Tiryaki Kedi farklı gruplara alternatif niteliği taşıyor

09:08

Manolya Bulut-Özgü Öztok/JINHA

İZMİR - Alsancak'ta sadece kadınlardan oluşan Tiryaki Kedi Çay Ocağı, farklı gruplara alternatif bir mekan niteliği taşıyor. "Ben bir kadın olarak açtım bu mekanı ve kadınlarla devam etmek istiyorum" diyen çay ocağı kurucusu Esin Bilge Yılmazer, "Gelen kişinin ilk başta çay ocağının haricinde kalbine dokunmak gibi bir derdim var" diyor.

İzmir Alsancak'ta 2015 yılının Ocak ayı itibariyle açılan ve tüm işletmecileri kadınlardan oluşan Tiryaki Kedi Çay Ocağı, diğer mekanların aksine bir alternatif niteliği taşıyor. Tiryaki Kedi'nin kurucusu Esin Bilge Yılmazer, bir hayalden yola çıktıklarını belirterek, "Kendi çevremizdeki arkadaşların gelip gittiği bir yer olsun istedik. İlk başlarda sadece mekanı tutacak kadar para vardı. Sonra arkadaşlarıma çağrı yaptım. Herkes gelip yardımcı oldu. Boyasından badanasına kadar her şeyde yanımızda oldular. Arkamda kimse olsun istemedim. Tek başıma ayakta durmak gibi bir derdim var her zaman. Birlikte çalıştığımız arkadaşlar da öyle" ifadelerinde bulunuyor.

'Çalışanların tamamı kadınlardan oluşuyor'

Çay ocağını işletenlerin sadece kadınlardan oluşması da dikkat çekiyor. Ayrıca Tiryaki Kedi'de sadece LGBTİ bayrağı bulunuyor. Onun dışında simgesel bir bayrak ve flama benzeri herhangi bir şey yok. LGBTİ'lere de alternatif bir mekan niteliği taşıyor. Esin, bu durumu şu sözlerle dile getiriyor: "Çok sorgulayan oldu 'neden kadın?' diye. Ben kadın olarak açtım ve kadınlarla devam etmek istiyorum. Bu işletme devam ederse diğer aşamada da trans bireyleri ile çalışabilirim. Ama direkt erkek kimliği istemiyorum. Hayat benim için böyle. Gelen kişinin ilk başta çay ocağının haricinde kalbine dokunmak gibi bir derdim var."
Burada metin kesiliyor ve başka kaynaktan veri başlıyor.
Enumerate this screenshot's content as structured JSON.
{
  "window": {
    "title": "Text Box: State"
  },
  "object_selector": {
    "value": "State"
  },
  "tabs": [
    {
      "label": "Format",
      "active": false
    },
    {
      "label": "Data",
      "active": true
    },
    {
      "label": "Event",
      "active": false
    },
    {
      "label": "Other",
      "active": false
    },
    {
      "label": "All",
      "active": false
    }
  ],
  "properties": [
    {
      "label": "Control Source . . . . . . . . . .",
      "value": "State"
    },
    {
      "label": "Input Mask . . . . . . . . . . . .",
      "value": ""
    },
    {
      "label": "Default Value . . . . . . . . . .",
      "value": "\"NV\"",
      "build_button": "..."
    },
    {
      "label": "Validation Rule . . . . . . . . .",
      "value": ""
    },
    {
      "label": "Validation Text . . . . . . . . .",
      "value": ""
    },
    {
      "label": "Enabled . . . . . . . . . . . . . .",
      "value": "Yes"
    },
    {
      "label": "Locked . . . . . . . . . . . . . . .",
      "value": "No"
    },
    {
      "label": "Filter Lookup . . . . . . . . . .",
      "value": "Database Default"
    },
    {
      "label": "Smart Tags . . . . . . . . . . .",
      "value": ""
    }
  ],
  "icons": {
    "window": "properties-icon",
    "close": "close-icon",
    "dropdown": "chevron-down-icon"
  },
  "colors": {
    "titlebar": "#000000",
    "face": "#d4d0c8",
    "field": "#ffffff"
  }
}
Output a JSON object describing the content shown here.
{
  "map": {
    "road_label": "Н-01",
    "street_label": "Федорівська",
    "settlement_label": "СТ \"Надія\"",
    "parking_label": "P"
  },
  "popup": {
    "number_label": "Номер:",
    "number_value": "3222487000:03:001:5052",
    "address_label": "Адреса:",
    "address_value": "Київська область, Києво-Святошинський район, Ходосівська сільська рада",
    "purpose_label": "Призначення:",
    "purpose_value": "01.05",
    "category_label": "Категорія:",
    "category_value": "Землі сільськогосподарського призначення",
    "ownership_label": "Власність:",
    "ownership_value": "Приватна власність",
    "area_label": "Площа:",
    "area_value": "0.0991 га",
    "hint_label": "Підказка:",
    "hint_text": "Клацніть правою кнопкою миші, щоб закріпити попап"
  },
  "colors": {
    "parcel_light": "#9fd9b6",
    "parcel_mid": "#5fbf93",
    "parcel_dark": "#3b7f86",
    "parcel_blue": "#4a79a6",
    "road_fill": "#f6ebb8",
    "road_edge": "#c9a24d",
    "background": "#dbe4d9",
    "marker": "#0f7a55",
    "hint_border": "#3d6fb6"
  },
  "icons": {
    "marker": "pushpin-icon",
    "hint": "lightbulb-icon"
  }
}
'Burası mekandan çok ev gibi'

Çay ocağında çeşitli etkinliklerin de düzenlendiğini söyleyen Esin, "Burası mekandan çok bir ev gibi. Burası kutsal bir alan değil. Kutsallaştırmadığım için belki de bu zamana kadar geldi. Etkinlikler de düzenliyoruz. Kış boyunca her hafta düzenlediğimiz bir 'felsefe etkinliğimiz' vardı. Konulara hep katılımcıların kendisi karar verdi. Biz belirlemiyorduk. Forum şeklinde ilerliyorduk. Şu an devam eden 'fotoğraf atölyemiz' var. Kitabı olan bir arkadaşa imza günü de düzenlemiştik" diyor.

Tiryaki Kedi'nin dikkat çeken başka bir tarafı ise her gün gündemle alakalı birkaç dizenin tebeşirle bir tahtaya yazılması. OHAL'den tutun Suruç Katliamı'nın yıldönümüne dek her gün bir şey yazılmış o tahtaya. Röportajı gerçekleştirdiğimiz sıralarda ise tahtada şu dizeler yer alıyordu: "Ömürler söner, çaylar tüter. Eylemler sürer. Dünya yine yine döner! #Eylem Ataşı İstiyoruz."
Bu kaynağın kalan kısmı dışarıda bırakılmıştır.